Flagging the rare danger of insider attacks, the report makes a few suggestions about what could be done to reduce the threat. It moves onto issues related to cybersecurity, including the September 2019 cyberattack on Kudankulam. A subsequent security audit of the attempted breach by DAE’s Computer & Information Security Advisory Group and the Indian Computer Emergency Response Team concluded that the malware infection was limited to the administrative network. It did not have much chance of compromising the control and instrumentation, which naturally does not have any connections to the plant intranet, much less to administrative networks connected to the internet.

It must be said that was probably not the intention anyway. Insiders who have spoken to this writer believe that it was a Stage-I attack aimed at gathering information about the cyber structure of the plant, details about project allocations and information on the purchase details, updates and maintenance contracts of the SCADA software used by the plant. The aim may have been to re-engineer any updates of the software used and then send that to the plant, possibly via an insider.

Some progress seems to also have been made with respect to attribution, with insiders saying that the attack may have a Chinese origin with the supposed North Korean attacker ‘Kim Jon Hyak’ a mere cutout. The report agrees with other recommendations: in respect of further strengthening of Information Security in administrative networks, various measures have been taken viz. hardening of internet and administrative intranet connectivity, restriction on removable media, blocking of websites & IPs which have been identified with malicious activity.

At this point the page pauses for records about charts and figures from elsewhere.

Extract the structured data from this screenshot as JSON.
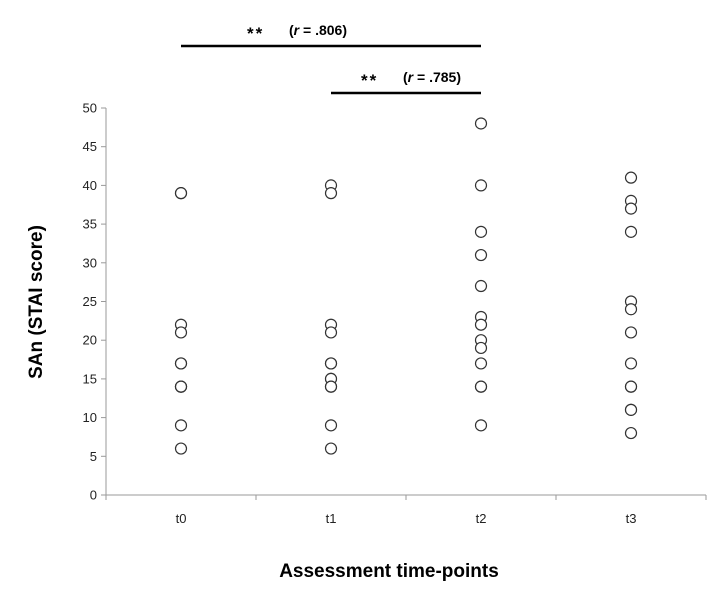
{
  "chart_data": {
    "type": "scatter",
    "title": "",
    "xlabel": "Assessment time-points",
    "ylabel": "SAn (STAI score)",
    "categories": [
      "t0",
      "t1",
      "t2",
      "t3"
    ],
    "ylim": [
      0,
      50
    ],
    "yticks": [
      0,
      5,
      10,
      15,
      20,
      25,
      30,
      35,
      40,
      45,
      50
    ],
    "grid": false,
    "legend": "none",
    "points": [
      [
        39,
        39,
        22,
        21,
        17,
        17,
        14,
        14,
        14,
        9,
        6
      ],
      [
        40,
        39,
        22,
        21,
        17,
        17,
        15,
        15,
        14,
        14,
        9,
        6
      ],
      [
        48,
        40,
        34,
        31,
        27,
        23,
        22,
        20,
        19,
        17,
        14,
        14,
        9
      ],
      [
        41,
        38,
        37,
        34,
        25,
        24,
        21,
        17,
        14,
        14,
        11,
        11,
        8
      ]
    ],
    "marker": {
      "shape": "open-circle",
      "stroke_color": "#333333",
      "fill": "#ffffff"
    },
    "significance": [
      {
        "from": "t0",
        "to": "t2",
        "stars": "**",
        "r_symbol": "r",
        "r_text": " = .806"
      },
      {
        "from": "t1",
        "to": "t2",
        "stars": "**",
        "r_symbol": "r",
        "r_text": " = .785"
      }
    ]
  }
}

The report says “India would do well to draw lessons from the experiences of other countries like the US, UK and Japan, which have advanced cyber systems to strengthen cyber protection of their nuclear infrastructure” and that “India could also engage in multilateral dialogues, and collaborate with the private sector in order to build a robust cyber security system for its nuclear architecture.” Unfortunately, this is easier said than done, not least because as the report says: “The paradox is that nations are faced with the dilemma of what level of information should be shared in the interest of nuclear security.”

At an international level, nations discuss their achievements more than the shortcomings and subsequent lessons learned and international cooperation is hampered by ongoing geopolitical issues. This is why a peer review mechanism was explicitly excluded during the negotiations of the CPPNM 2005 Amendment, as the report mentions. In any case, India too is employing advanced systems to enhance cyber protection systems. For example, a new version of ‘ANU NISHTA’ with enhanced hardware features for ensuring cyber security of instrumentation and control systems has been recently rolled out by DAE. The enhancements include modifications to the power supply circuit of the board, tamper-detection enclosure, provision for terminal contacts for remote diagnostics and observation of non-secure behaviour of the local network. ANU NISHTA’s new version has been extensively tested.

At the end of the day, nuclear safety and security cannot be seen in silos. Defence in depth engineering remains the nuclear industry’s best bet in ensuring that adverse events, whatever their origin, do not cascade. Obviously, approaches need to be combined with pure engineering solutons and a holistic approach must be adopted.

This article first appeared in Nuclear Engineering International magazine.